Nobel Komitesi Başkanı’na yazılan mektup!..

Öncelikle, geçmişi iyi bilmek, bugün içinde bulunduğumuz karanlığı bilmek, soysuzca atılan iftiraları bir tokat gibi muhataplarının yüzüne çarpmak ve çıkış yolunu bulabilmek adına çok önemli... “Atatürk dönemi gericiydi” diye çiziktiren işbirlikçilere yanıt, aslında 1934 yılında, daha o tarihten 12 yıl önce Anadolu’dan kovulmuş bir düşman tarafından verilmişti...

- Yunanistan Başbakanı Venizelos tarafından!..

Venizelos, Atatürk’ü Nobel Barış Ödülü’ne aday göstermişti... Venizelos’un 12. Ocak 1934’te Nobel Komitesi Başkanı’na yazdığı mektup, Mustafa Kemal’in ve henüz 10 yılını doldurmuş olan Türkiye Cumhuriyeti’nin akıl almaz başarısını anlatan binlerce kitap ve makalenin kısacık bir özeti gibiydi...

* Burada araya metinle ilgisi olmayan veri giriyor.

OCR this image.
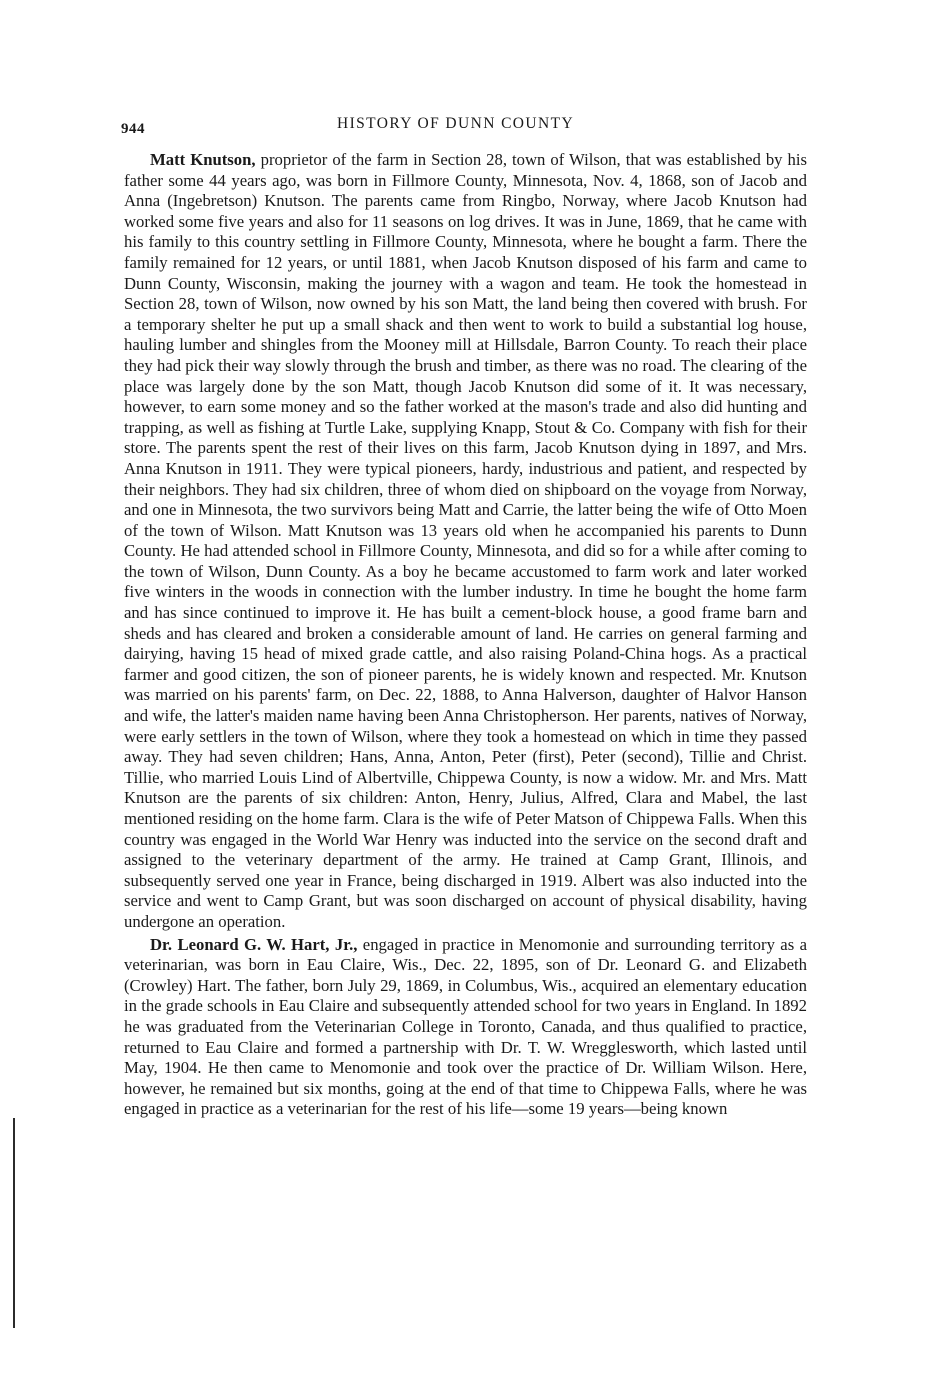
944	HISTORY OF DUNN COUNTY

Matt Knutson, proprietor of the farm in Section 28, town of Wilson, that was established by his father some 44 years ago, was born in Fillmore County, Minnesota, Nov. 4, 1868, son of Jacob and Anna (Ingebretson) Knutson. The parents came from Ringbo, Norway, where Jacob Knutson had worked some five years and also for 11 seasons on log drives. It was in June, 1869, that he came with his family to this country settling in Fillmore County, Minnesota, where he bought a farm. There the family remained for 12 years, or until 1881, when Jacob Knutson disposed of his farm and came to Dunn County, Wisconsin, making the journey with a wagon and team. He took the homestead in Section 28, town of Wilson, now owned by his son Matt, the land being then covered with brush. For a temporary shelter he put up a small shack and then went to work to build a substantial log house, hauling lumber and shingles from the Mooney mill at Hillsdale, Barron County. To reach their place they had pick their way slowly through the brush and timber, as there was no road. The clearing of the place was largely done by the son Matt, though Jacob Knutson did some of it. It was necessary, however, to earn some money and so the father worked at the mason's trade and also did hunting and trapping, as well as fishing at Turtle Lake, supplying Knapp, Stout & Co. Company with fish for their store. The parents spent the rest of their lives on this farm, Jacob Knutson dying in 1897, and Mrs. Anna Knutson in 1911. They were typical pioneers, hardy, industrious and patient, and respected by their neighbors. They had six children, three of whom died on shipboard on the voyage from Norway, and one in Minnesota, the two survivors being Matt and Carrie, the latter being the wife of Otto Moen of the town of Wilson. Matt Knutson was 13 years old when he accompanied his parents to Dunn County. He had attended school in Fillmore County, Minnesota, and did so for a while after coming to the town of Wilson, Dunn County. As a boy he became accustomed to farm work and later worked five winters in the woods in connection with the lumber industry. In time he bought the home farm and has since continued to improve it. He has built a cement-block house, a good frame barn and sheds and has cleared and broken a considerable amount of land. He carries on general farming and dairying, having 15 head of mixed grade cattle, and also raising Poland-China hogs. As a practical farmer and good citizen, the son of pioneer parents, he is widely known and respected. Mr. Knutson was married on his parents' farm, on Dec. 22, 1888, to Anna Halverson, daughter of Halvor Hanson and wife, the latter's maiden name having been Anna Christopherson. Her parents, natives of Norway, were early settlers in the town of Wilson, where they took a homestead on which in time they passed away. They had seven children; Hans, Anna, Anton, Peter (first), Peter (second), Tillie and Christ. Tillie, who married Louis Lind of Albertville, Chippewa County, is now a widow. Mr. and Mrs. Matt Knutson are the parents of six children: Anton, Henry, Julius, Alfred, Clara and Mabel, the last mentioned residing on the home farm. Clara is the wife of Peter Matson of Chippewa Falls. When this country was engaged in the World War Henry was inducted into the service on the second draft and assigned to the veterinary department of the army. He trained at Camp Grant, Illinois, and subsequently served one year in France, being discharged in 1919. Albert was also inducted into the service and went to Camp Grant, but was soon discharged on account of physical disability, having undergone an operation.

Dr. Leonard G. W. Hart, Jr., engaged in practice in Menomonie and surrounding territory as a veterinarian, was born in Eau Claire, Wis., Dec. 22, 1895, son of Dr. Leonard G. and Elizabeth (Crowley) Hart. The father, born July 29, 1869, in Columbus, Wis., acquired an elementary education in the grade schools in Eau Claire and subsequently attended school for two years in England. In 1892 he was graduated from the Veterinarian College in Toronto, Canada, and thus qualified to practice, returned to Eau Claire and formed a partnership with Dr. T. W. Wregglesworth, which lasted until May, 1904. He then came to Menomonie and took over the practice of Dr. William Wilson. Here, however, he remained but six months, going at the end of that time to Chippewa Falls, where he was engaged in practice as a veterinarian for the rest of his life—some 19 years—being known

Yunan Başbakanı, mektubunun girişinde, Yakın Doğu ve Orta Avrupa’nın büyük bir kısmınının (Balkanlar) asırlardır çektiği acıları aktardıktan sonra şöyle devam ediyordu:

- Mustafa Kemal Paşa’nın düşmanlarına karşı yaptığı milli harekatın galibiyetle sonuçlanmasının ardından 1923 yılında Türkiye Cumhuriyeti’nin kurulması bu istikrarsız duruma son verdi. Bir milletin hayatında bu kadar kısa süre içinde böylesine köklü bir değişim nadir görülmüştür... Büyük devrimci Mustafa Kemal Paşa’nın başlattığı hızla, sultanlar rejimi yıkılmış ve gerçekten laik bir devlet kurulmuştur. Millet tümü ile çağdaş uygarlıkların önünde yer almak için, şevk ile, ilerleme yolunda bir atılım yapmıştır. Barışı takviye hareketi, yeni ve seçkin Türk devletine bugünkü görüntüsünü veren tüm iç reform hareketleriyle birlikte yürütülmüştür... Anadolu faciasının hemen akabinde kendini yenileyen Türkiye’ye, bir anlaşma fırsatı görerek elimizi uzattık. O, bu uzanan eli samimiyetle kabul etti... Barışın borçlu olduğu bu kıymetli katkının sahibi kişi, Türkiye Cumhurbaşkanı Mustafa Kemal Paşa’dır. Bu nedenle Yunan Hükümet Başkanı sıfatı ile ben, Mustafa Kemal Paşa’yı Yüksek Nobel Barış Ödülü için aday göstermekle şeref kazanırım...”

Yaa, işte böyle!..

“Anadolu İhtilali!”

Daha on yıl önce işgal ettiği, boğazlaştığı bir ülkenin liderini Nobel’e aday gösteren bir başbakan, inanılmaz değil mi?..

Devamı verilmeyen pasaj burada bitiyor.